When it comes to investing in companies with exposure to the rapidly evolving early cancer detection/screening market, the ARK Genomic Revolution Multi-Sector Fund (ARKG ) stands above the rest.
Part of the early cancer screening equation is liquid biopsies, a niche some ARKG components already feature exposure to.
“Liquid biopsies are a noninvasive method of analyzing tumors using fluids, such as blood. We think they may allow cancer to be detected sooner, enabling earlier-stage treatments, where survival rates are higher and treatment costs per patient are lower,” according to Morningstar. “In general, we see a host of incentives for end users, practitioners, and payers that could lead to the widespread adoption of these tests. We estimate that the liquid biopsy market opportunity for early cancer detection could eventually exceed $70 billion in the U.S. alone, with global demand expanding that opportunity even further.”
ARKG Components Leading the Early Screening Charge
Cancer screening is among the many rapidly evolving genomics frontiers that ARKG provides exposure to. There’s massive profit potential in cancer screening, but there’s a infinitely more important element to the equation: it saves lives. Research shows that many forms of cancer are treatable if detected in early stages. The early clinicians can detect cancer in a patient, the higher the chances for survival.
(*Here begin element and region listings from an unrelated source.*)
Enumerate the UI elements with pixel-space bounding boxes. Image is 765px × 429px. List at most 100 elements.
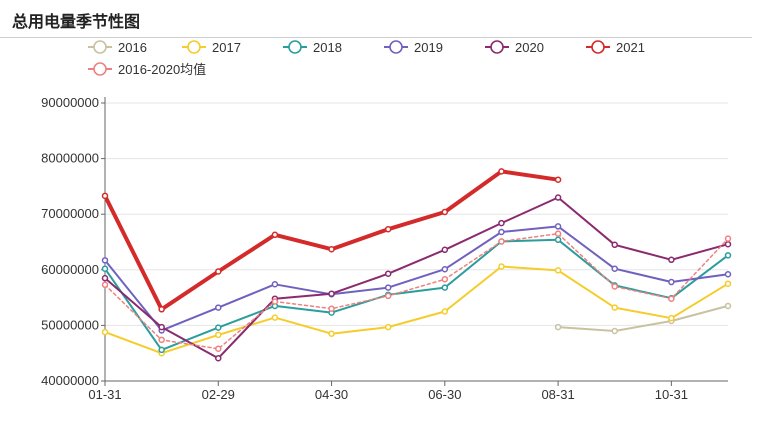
data-point[interactable] [158,346,165,354]
data-point[interactable] [215,304,222,311]
legend-label: 2019 [414,40,443,55]
data-point[interactable] [441,284,449,291]
data-point[interactable] [215,324,222,331]
data-point[interactable] [441,208,449,216]
data-point[interactable] [724,302,732,310]
data-point[interactable] [498,238,505,245]
data-point[interactable] [554,323,562,331]
data-point[interactable] [668,256,675,264]
series-2017 [101,263,732,357]
data-point[interactable] [328,290,335,297]
data-point[interactable] [101,281,109,289]
series-line [104,238,729,351]
legend-item[interactable]: 2020 [485,40,544,55]
legend-item[interactable]: 2019 [384,40,443,55]
data-point[interactable] [724,280,732,287]
data-point[interactable] [101,192,109,200]
y-tick-label: 60000000 [41,262,99,277]
series-line [104,265,729,355]
data-point[interactable] [101,328,109,336]
data-point[interactable] [724,270,732,278]
data-point[interactable] [498,219,505,227]
data-point[interactable] [554,230,562,237]
data-point[interactable] [611,265,618,272]
data-point[interactable] [328,330,335,337]
data-point[interactable] [441,276,449,283]
legend-item[interactable]: 2021 [586,40,645,55]
data-point[interactable] [611,241,618,249]
y-tick-label: 50000000 [41,317,99,332]
data-point[interactable] [611,304,618,311]
data-point[interactable] [724,240,732,248]
data-point[interactable] [271,281,279,288]
data-point[interactable] [328,305,335,312]
data-point[interactable] [101,265,109,272]
series-line [104,232,729,350]
data-point[interactable] [668,314,675,322]
x-tick-label: 06-30 [428,387,461,402]
data-point[interactable] [498,168,505,175]
data-point[interactable] [668,295,675,302]
data-point[interactable] [158,323,165,331]
legend-label: 2017 [212,40,241,55]
data-point[interactable] [554,236,562,244]
data-point[interactable] [158,336,165,344]
data-point[interactable] [441,246,449,254]
data-point[interactable] [384,225,392,233]
chart-title: 总用电量季节性图 [12,12,141,31]
data-point[interactable] [215,331,222,339]
series-2019 [101,223,732,334]
data-point[interactable] [724,252,732,259]
data-point[interactable] [441,308,449,315]
data-point[interactable] [271,314,279,321]
data-point[interactable] [215,354,222,362]
axes: 40000000 50000000 60000000 70000000 80000000… [41,95,728,402]
y-tick-label: 70000000 [41,206,99,221]
y-tick-label: 40000000 [41,373,99,388]
data-point[interactable] [498,263,505,270]
data-point[interactable] [554,176,562,183]
data-point[interactable] [611,327,618,335]
x-tick-label: 08-31 [541,387,574,402]
legend-label: 2016 [118,40,147,55]
data-point[interactable] [611,283,618,290]
series-2018 [101,236,732,354]
data-point[interactable] [384,284,392,291]
data-point[interactable] [384,270,392,277]
legend-item[interactable]: 2016-2020均值 [88,62,206,77]
legend-label: 2016-2020均值 [118,62,206,77]
data-point[interactable] [554,194,562,201]
legend-item[interactable]: 2018 [283,40,342,55]
data-point[interactable] [554,267,562,274]
legend: 2016 2017 2018 2019 2020 2021 2016-2020均值 [88,40,645,77]
data-point[interactable] [554,223,562,230]
grid-lines [105,102,728,326]
data-point[interactable] [101,274,109,282]
series-2021 [101,168,562,313]
legend-label: 2021 [616,40,645,55]
legend-swatch-marker [288,40,302,54]
data-point[interactable] [441,265,449,273]
legend-swatch-marker [389,40,403,54]
series-2016-2020均值 [101,230,732,353]
data-point[interactable] [101,257,109,264]
series-line [557,304,729,332]
x-tick-label: 10-31 [655,387,688,402]
data-point[interactable] [668,278,675,286]
legend-swatch-marker [591,40,605,54]
x-tick-label: 04-30 [315,387,348,402]
data-point[interactable] [215,268,222,275]
data-point[interactable] [271,298,279,305]
data-point[interactable] [215,345,222,353]
data-point[interactable] [384,323,392,331]
data-point[interactable] [271,231,279,239]
data-point[interactable] [328,245,335,253]
legend-label: 2018 [313,40,342,55]
data-point[interactable] [384,292,392,300]
legend-swatch-marker [93,40,107,54]
legend-item[interactable]: 2017 [182,40,241,55]
data-point[interactable] [724,235,732,242]
data-point[interactable] [498,228,505,236]
legend-item[interactable]: 2016 [88,40,147,55]
data-point[interactable] [158,306,165,313]
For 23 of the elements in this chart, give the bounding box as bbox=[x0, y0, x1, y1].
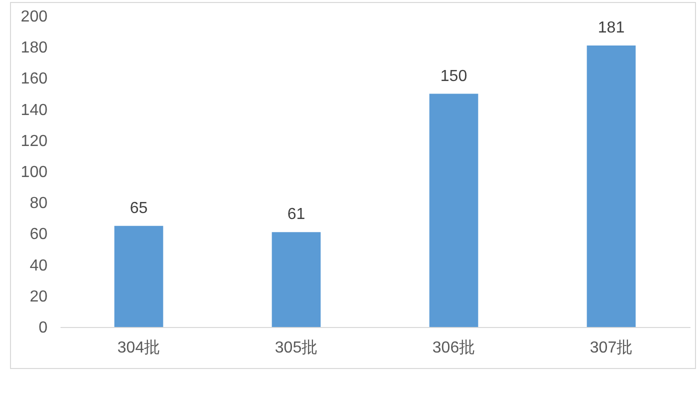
y-tick-label: 80 bbox=[30, 195, 48, 212]
bar bbox=[114, 226, 164, 327]
y-tick-label: 60 bbox=[30, 226, 48, 244]
y-tick-label: 140 bbox=[20, 102, 48, 119]
bar bbox=[429, 94, 478, 327]
x-tick-label: 307批 bbox=[590, 340, 633, 356]
data-label: 181 bbox=[598, 20, 625, 37]
y-tick-label: 200 bbox=[20, 8, 48, 26]
bar bbox=[586, 46, 636, 327]
data-label: 150 bbox=[440, 68, 468, 85]
y-tick-label: 120 bbox=[20, 132, 48, 150]
y-tick-label: 180 bbox=[20, 40, 48, 57]
y-tick-label: 40 bbox=[30, 257, 48, 274]
y-tick-label: 20 bbox=[30, 288, 48, 306]
y-tick-label: 160 bbox=[20, 70, 48, 88]
data-label: 61 bbox=[287, 206, 306, 224]
x-tick-label: 306批 bbox=[432, 340, 476, 356]
bar bbox=[272, 232, 321, 327]
x-tick-label: 305批 bbox=[274, 340, 318, 356]
data-label: 65 bbox=[130, 200, 148, 217]
x-tick-label: 304批 bbox=[117, 340, 160, 356]
y-tick-label: 100 bbox=[20, 164, 48, 181]
y-tick-label: 0 bbox=[38, 320, 48, 336]
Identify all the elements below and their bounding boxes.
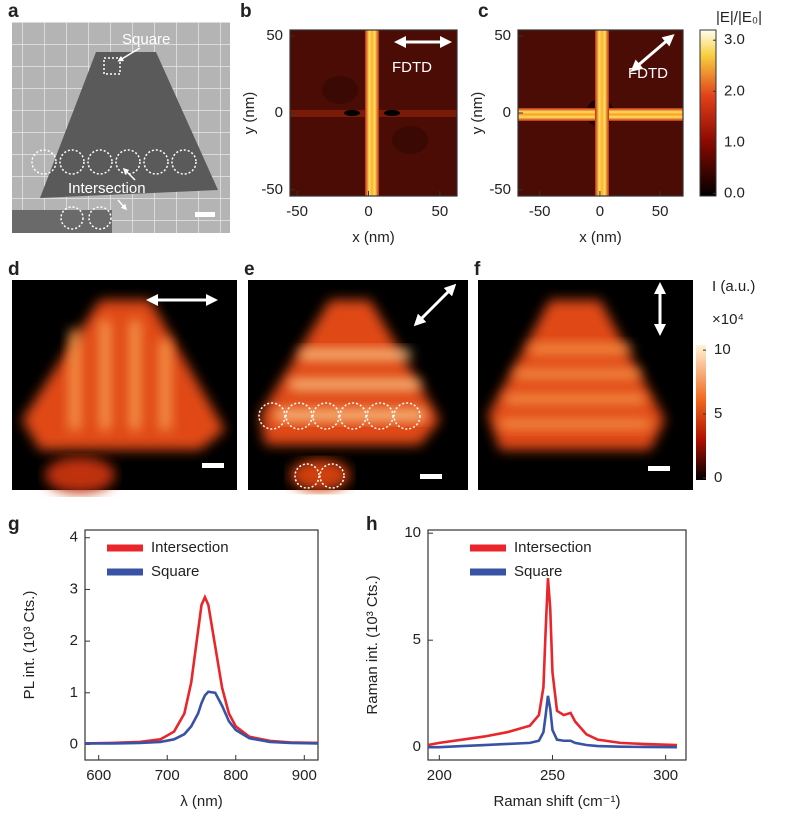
pl-map — [248, 280, 468, 491]
colorbar — [696, 345, 706, 480]
x-axis-label: x (nm) — [579, 229, 622, 246]
x-tick-label: 250 — [540, 767, 565, 784]
x-tick-label: 600 — [86, 767, 111, 784]
x-axis-label: λ (nm) — [180, 793, 223, 810]
annotation: Intersection — [68, 180, 146, 197]
y-tick-label: 2 — [70, 632, 78, 649]
legend-label: Intersection — [514, 539, 592, 556]
panel-label: c — [478, 1, 489, 22]
field-map — [290, 30, 457, 196]
panel-label: d — [8, 259, 20, 280]
y-tick-label: 1 — [70, 684, 78, 701]
annotation: FDTD — [392, 59, 432, 76]
x-tick-label: -50 — [286, 203, 308, 220]
y-axis-label: Raman int. (10³ Cts.) — [364, 575, 381, 714]
legend-label: Square — [514, 563, 562, 580]
x-tick-label: 50 — [652, 203, 669, 220]
micrograph — [12, 22, 230, 233]
series-line — [84, 593, 319, 745]
y-tick-label: 0 — [413, 738, 421, 755]
legend-label: Square — [151, 563, 199, 580]
pl-map — [478, 280, 693, 490]
panel-label: h — [366, 514, 378, 535]
annotation: Square — [122, 31, 170, 48]
series-line — [427, 578, 677, 747]
x-tick-label: 0 — [364, 203, 372, 220]
plot-frame — [84, 529, 319, 761]
y-tick-label: 10 — [404, 524, 421, 541]
x-tick-label: 900 — [292, 767, 317, 784]
panel-label: e — [244, 259, 255, 280]
y-tick-label: 5 — [413, 631, 421, 648]
panel-label: g — [8, 514, 20, 535]
x-axis-label: Raman shift (cm⁻¹) — [493, 793, 620, 810]
panel-label: f — [474, 259, 481, 280]
colorbar — [699, 29, 717, 197]
y-axis-label: y (nm) — [469, 92, 486, 135]
colorbar-tick-label: 0 — [714, 469, 722, 486]
y-tick-label: -50 — [261, 181, 283, 198]
panel-label: a — [8, 1, 19, 22]
series-line — [85, 690, 319, 745]
plot-frame — [427, 529, 687, 761]
y-axis-label: PL int. (10³ Cts.) — [21, 591, 38, 700]
colorbar-tick-label: 3.0 — [724, 31, 745, 48]
y-tick-label: 0 — [503, 104, 511, 121]
colorbar-tick-label: 5 — [714, 405, 722, 422]
x-tick-label: -50 — [529, 203, 551, 220]
colorbar-tick-label: 0.0 — [724, 184, 745, 201]
y-tick-label: 0 — [275, 104, 283, 121]
annotation: FDTD — [628, 65, 668, 82]
x-tick-label: 0 — [596, 203, 604, 220]
y-axis-label: y (nm) — [241, 92, 258, 135]
y-tick-label: 50 — [494, 27, 511, 44]
legend-label: Intersection — [151, 539, 229, 556]
colorbar-tick-label: 1.0 — [724, 133, 745, 150]
y-tick-label: 0 — [70, 735, 78, 752]
colorbar-multiplier: ×10⁴ — [712, 311, 744, 328]
colorbar-tick-label: 2.0 — [724, 82, 745, 99]
x-axis-label: x (nm) — [352, 229, 395, 246]
field-map — [518, 30, 683, 196]
y-tick-label: 50 — [266, 27, 283, 44]
x-tick-label: 300 — [653, 767, 678, 784]
x-tick-label: 50 — [432, 203, 449, 220]
pl-map — [12, 280, 237, 493]
x-tick-label: 700 — [155, 767, 180, 784]
colorbar-tick-label: 10 — [714, 341, 731, 358]
y-tick-label: 3 — [70, 580, 78, 597]
x-tick-label: 800 — [223, 767, 248, 784]
series-line — [428, 695, 677, 749]
colorbar-label: |E|/|E₀| — [716, 9, 762, 26]
x-tick-label: 200 — [427, 767, 452, 784]
y-tick-label: -50 — [489, 181, 511, 198]
y-tick-label: 4 — [70, 529, 78, 546]
panel-label: b — [240, 1, 252, 22]
colorbar-label: I (a.u.) — [712, 278, 755, 295]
Cancer detection companies try to better understand how biological information is collected, processed, and applied by reducing guesswork and enhancing precision. Exact Sciences is one of those firms.
“Exact Sciences (EXAS) could challenge Illumina in pan-cancer in about five years. But before then, it will likely face competition from liquid biopsies in its legacy business—a stool-based test for colorectal cancer,” according to Morningstar.
Exact Sciences is ARKG’s fifth-largest component at a weight of 3.91%. The ETF is up a staggering 211% the past year.